The effects of age on patient-reported outcome measures in total knee replacements.
Williams DP., Price AJ., Beard DJ., Hadfield SG., Arden NK., Murray DW., Field RE.
We present a comparison of patient-reported outcomes (PROMs) in relation to patient age, in patients who had received a total (TKR) or unicompartmental knee replacement (UKR). The outcome was evaluated using the Oxford knee score (OKS), EuroQol (EQ-5D) and satisfaction scores. Patients aged 65 to 84 years demonstrated better pre-operative function scores than those aged < 65 years (OKS, p = 0.03; EQ-5D, p = 0.048) and those aged ≥ 85 years (OKS, p = 0.03). Post-operative scores were comparable across age groups, but a linear trend for greater post-operative improvement in OKS and EQ-5D was seen with decreasing age (p < 0.033).

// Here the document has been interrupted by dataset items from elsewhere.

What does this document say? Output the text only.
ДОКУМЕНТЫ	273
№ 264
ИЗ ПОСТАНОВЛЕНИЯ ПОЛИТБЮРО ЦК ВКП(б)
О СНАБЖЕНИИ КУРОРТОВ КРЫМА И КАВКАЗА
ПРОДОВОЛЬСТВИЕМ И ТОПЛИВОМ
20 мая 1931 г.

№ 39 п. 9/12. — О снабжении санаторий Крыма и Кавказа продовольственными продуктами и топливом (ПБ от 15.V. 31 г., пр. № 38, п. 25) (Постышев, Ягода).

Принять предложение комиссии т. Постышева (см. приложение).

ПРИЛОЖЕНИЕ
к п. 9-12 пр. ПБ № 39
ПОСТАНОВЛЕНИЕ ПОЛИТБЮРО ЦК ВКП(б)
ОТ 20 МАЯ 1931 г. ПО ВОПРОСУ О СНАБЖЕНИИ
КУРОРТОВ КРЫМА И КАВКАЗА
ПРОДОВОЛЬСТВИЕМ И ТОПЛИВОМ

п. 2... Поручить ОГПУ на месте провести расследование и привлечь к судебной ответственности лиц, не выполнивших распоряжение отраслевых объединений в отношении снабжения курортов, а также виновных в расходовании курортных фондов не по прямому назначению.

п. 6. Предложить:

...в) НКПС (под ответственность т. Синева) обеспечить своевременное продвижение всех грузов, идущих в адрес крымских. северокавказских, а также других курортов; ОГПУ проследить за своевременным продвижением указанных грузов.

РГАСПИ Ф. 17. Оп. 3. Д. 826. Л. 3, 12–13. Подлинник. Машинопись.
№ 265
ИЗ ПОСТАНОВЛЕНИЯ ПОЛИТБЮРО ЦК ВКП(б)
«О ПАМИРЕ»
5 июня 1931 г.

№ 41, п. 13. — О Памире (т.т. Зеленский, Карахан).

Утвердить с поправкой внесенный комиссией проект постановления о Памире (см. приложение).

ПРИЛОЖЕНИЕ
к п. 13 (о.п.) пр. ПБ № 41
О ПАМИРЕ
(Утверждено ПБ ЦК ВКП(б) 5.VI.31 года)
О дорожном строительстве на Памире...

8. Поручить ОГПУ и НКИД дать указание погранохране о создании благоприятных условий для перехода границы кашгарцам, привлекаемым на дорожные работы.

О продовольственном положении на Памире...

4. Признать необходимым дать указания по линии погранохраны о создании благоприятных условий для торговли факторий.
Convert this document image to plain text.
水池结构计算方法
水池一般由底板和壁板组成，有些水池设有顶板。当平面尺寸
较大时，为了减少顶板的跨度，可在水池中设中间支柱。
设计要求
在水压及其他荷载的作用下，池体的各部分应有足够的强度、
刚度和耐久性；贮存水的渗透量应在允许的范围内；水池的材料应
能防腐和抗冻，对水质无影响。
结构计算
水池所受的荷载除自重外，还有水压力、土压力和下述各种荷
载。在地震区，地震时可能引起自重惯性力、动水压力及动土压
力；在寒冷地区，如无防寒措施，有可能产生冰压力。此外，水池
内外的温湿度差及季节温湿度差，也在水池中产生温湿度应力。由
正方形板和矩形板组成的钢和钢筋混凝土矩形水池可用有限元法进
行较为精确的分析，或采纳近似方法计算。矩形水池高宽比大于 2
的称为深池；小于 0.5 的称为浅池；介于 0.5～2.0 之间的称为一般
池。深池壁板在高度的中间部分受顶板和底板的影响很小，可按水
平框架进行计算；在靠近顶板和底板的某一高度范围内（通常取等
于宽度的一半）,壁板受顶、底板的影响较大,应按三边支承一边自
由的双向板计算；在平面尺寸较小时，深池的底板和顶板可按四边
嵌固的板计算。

The overall mean satisfaction score at six months was 84.9, but those aged < 55 years exhibited a lower mean level of satisfaction (78.3) compared with all other age groups (all p < 0.031). The cumulative overall two-year revision rate was 1.3%. This study demonstrates that good early outcomes, as measured by the OKS and EQ-5D, can be anticipated following knee replacement regardless of the patient's age, although younger patients gain greater improvement. However, the lower satisfaction in those aged < 55 years is a concern, and suggests that outcome is not fully encapsulated by the OKS and EQ-5D evaluation, and raises the question whether the OKS alone is an appropriate measure of pain and function in younger, more active individuals.